During the stop there was a setstatus and an interruption in the process:
20210816_175624_setstatus.log
Job Name Job Id Job Status Job Platform Job Queue
2021-08-16 17:56:47,849 a3w5_19951101_fc00_11_NCTIME 558440 COMPLETED nord3 bsc_es
2021-08-16 17:56:47,849 a3w5_20051101_fc00_11_NCTIME 556771 COMPLETED nord3 bsc_es
2021-08-16 17:56:47,850 a3w5_20101101_fc00_11_NCTIME 556777 COMPLETED nord3 bsc_es
2021-08-16 17:56:47,850 a3w5_20151101_fc00_11_NCTIME 558445 COMPLETED nord3 bsc_es
2021-08-16 17:56:47,850 a3w5_20201101_fc00_11_NCTIME 558851 COMPLETED nord3 bsc_es
2021-08-16 17:56:47,850 a3w5_20001101_fc00_6_SIM 17018865 RUNNING marenostrum4 bsc_es
2021-08-16 17:56:47,850 a3w5_20001101_fc00_7_SIM 17018865 QUEUING marenostrum4 bsc_es
2021-08-16 17:56:47,850 a3w5_20001101_fc00_8_SIM 17018865 QUEUING marenostrum4 bsc_es
2021-08-16 17:56:47,850 a3w5_20001101_fc00_9_SIM 17018865 QUEUING marenostrum4 bsc_es
2021-08-16 17:56:47,850 a3w5_20001101_fc00_10_SIM 17018865 QUEUING marenostrum4 bsc_es
2021-08-16 17:56:47,851 a3w5_20001101_fc00_11_SIM 17018865 QUEUING marenostrum4 bsc_es
2021-08-16 17:56:47,854 Saving JobList: /esarchive/autosubmit/a3w5/pkl/job_list_a3w5.pkl
2021-08-16 17:56:48,563 Job list saved
2021-08-16 17:56:48,829 Traceback (most recent call last):
File "/shared/earth/software/autosubmit/3.13.0-foss-2015a-Python-2.7.9/lib/python2.7/site-packages/autosubmit-3.13.0-py2.7.egg/autosubmit/database/db_jobdata.py", line 915, in process_status_changes
self.update_jobs_from_change_status(tracking_dictionary)
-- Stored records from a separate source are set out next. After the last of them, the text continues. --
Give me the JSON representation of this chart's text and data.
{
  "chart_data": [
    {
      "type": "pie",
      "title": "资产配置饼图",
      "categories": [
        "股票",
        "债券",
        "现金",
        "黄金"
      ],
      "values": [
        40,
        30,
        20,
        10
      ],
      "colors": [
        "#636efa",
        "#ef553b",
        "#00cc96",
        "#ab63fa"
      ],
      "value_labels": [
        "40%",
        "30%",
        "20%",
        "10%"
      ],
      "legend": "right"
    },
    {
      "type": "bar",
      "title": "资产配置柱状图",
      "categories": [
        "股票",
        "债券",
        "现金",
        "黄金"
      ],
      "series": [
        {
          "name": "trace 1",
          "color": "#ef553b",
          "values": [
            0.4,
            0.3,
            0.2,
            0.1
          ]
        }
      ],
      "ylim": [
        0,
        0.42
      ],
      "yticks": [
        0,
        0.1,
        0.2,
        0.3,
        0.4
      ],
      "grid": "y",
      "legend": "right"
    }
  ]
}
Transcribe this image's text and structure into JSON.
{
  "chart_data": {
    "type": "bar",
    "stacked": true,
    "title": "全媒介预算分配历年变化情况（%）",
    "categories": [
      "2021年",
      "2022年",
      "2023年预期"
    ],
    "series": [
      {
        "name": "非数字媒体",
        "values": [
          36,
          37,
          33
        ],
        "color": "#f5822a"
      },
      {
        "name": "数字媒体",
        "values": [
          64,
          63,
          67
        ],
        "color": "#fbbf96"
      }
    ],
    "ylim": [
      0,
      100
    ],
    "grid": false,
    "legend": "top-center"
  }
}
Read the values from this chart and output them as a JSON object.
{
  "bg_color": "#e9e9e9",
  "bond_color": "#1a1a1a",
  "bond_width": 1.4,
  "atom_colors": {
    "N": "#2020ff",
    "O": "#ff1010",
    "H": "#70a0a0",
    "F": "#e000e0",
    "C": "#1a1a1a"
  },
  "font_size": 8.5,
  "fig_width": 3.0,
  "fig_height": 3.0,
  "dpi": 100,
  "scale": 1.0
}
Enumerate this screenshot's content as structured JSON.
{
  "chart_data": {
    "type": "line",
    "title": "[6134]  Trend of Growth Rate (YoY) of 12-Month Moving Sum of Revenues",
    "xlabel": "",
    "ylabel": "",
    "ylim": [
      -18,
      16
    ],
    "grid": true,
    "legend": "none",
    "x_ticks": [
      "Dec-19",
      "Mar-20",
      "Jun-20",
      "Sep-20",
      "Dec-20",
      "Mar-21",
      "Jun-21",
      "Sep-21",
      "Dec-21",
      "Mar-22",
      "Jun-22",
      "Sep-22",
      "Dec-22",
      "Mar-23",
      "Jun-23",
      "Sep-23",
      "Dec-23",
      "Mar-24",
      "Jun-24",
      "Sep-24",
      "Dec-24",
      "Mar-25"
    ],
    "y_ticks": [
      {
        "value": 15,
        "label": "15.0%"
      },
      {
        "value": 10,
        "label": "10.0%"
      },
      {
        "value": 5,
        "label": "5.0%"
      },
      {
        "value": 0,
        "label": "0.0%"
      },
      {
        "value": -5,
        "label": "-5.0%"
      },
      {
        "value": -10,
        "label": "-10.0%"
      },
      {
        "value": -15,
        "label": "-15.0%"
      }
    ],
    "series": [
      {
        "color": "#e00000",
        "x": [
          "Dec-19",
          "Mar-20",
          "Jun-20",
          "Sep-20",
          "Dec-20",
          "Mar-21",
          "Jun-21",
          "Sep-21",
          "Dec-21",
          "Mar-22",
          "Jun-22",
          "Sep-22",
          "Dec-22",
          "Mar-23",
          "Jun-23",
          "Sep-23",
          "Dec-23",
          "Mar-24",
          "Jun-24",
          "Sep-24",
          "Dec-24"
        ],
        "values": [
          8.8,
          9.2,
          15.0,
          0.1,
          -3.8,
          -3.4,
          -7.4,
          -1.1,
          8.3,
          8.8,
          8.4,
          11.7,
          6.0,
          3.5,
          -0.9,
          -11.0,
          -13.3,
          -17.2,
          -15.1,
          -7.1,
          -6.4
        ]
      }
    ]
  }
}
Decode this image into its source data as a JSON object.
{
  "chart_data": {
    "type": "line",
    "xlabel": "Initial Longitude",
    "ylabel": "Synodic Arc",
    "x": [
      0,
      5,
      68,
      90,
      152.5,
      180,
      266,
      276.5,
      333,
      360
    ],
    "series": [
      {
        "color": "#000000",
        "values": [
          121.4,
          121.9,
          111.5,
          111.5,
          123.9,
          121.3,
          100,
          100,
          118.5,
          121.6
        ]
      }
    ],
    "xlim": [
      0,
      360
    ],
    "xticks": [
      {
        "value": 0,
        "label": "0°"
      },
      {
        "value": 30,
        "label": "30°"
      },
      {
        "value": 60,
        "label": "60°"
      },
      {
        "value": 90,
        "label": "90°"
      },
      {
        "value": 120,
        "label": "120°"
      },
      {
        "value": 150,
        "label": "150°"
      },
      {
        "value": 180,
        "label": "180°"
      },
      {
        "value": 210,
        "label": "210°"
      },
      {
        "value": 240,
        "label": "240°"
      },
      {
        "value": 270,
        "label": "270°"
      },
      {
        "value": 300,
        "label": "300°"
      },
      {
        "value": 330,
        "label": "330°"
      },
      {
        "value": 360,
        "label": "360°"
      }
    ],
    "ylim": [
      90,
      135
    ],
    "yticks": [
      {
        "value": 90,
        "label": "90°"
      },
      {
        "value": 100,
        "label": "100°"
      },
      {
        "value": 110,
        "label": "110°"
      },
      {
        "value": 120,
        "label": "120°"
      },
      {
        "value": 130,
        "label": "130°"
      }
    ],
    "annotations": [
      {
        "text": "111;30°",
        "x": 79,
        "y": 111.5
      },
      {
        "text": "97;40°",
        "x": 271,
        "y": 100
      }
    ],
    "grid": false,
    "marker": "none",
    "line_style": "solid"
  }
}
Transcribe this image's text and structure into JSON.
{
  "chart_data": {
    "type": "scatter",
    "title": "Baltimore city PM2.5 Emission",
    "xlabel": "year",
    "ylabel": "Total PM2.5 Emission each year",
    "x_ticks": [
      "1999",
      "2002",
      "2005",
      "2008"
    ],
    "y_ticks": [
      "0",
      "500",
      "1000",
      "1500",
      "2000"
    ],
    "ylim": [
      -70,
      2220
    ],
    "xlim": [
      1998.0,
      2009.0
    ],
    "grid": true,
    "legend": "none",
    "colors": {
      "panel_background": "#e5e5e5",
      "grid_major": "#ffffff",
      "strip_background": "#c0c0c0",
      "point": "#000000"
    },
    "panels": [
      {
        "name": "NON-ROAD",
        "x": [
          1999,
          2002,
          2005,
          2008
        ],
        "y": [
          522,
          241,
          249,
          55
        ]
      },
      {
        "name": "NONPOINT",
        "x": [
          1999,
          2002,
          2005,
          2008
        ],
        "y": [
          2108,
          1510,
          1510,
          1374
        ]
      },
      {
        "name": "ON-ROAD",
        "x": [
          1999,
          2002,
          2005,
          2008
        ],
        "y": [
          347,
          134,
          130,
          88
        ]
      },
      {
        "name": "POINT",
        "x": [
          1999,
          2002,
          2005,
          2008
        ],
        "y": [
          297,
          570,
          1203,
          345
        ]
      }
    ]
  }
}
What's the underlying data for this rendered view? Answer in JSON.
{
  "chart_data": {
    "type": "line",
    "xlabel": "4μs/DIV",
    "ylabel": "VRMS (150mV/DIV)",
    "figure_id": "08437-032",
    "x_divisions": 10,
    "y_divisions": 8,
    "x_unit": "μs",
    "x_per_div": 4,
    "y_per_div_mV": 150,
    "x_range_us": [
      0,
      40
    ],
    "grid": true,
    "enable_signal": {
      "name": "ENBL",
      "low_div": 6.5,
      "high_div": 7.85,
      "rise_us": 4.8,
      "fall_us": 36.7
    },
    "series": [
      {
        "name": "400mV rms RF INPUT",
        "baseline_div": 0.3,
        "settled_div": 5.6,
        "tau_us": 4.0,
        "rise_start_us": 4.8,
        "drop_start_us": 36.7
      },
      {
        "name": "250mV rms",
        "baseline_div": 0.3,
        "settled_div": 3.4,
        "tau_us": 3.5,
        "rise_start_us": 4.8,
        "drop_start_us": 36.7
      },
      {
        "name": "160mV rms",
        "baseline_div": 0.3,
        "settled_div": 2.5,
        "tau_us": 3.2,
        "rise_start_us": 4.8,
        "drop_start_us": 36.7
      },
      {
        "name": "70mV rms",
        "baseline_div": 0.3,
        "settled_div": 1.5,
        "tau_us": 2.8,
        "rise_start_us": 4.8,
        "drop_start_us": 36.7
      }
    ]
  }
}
File "/shared/earth/software/autosubmit/3.13.0-foss-2015a-Python-2.7.9/lib/python2.7/site-packages/autosubmit-3.13.0-py2.7.egg/autosubmit/database/db_jobdata.py", line 1573, in update_jobs_from_change_status
status_code, final_status_code = tracking_dictionary[job_name]
ValueError: too many values to unpack
[WARNING] 2021-08-16 17:56:48,830 Autosubmit couldn't process status changes validate_current_run too many values to unpack
I don't know if it can be related, since it doesn't seem to have impacted the status of the jobs neither the wrapper that they belong to.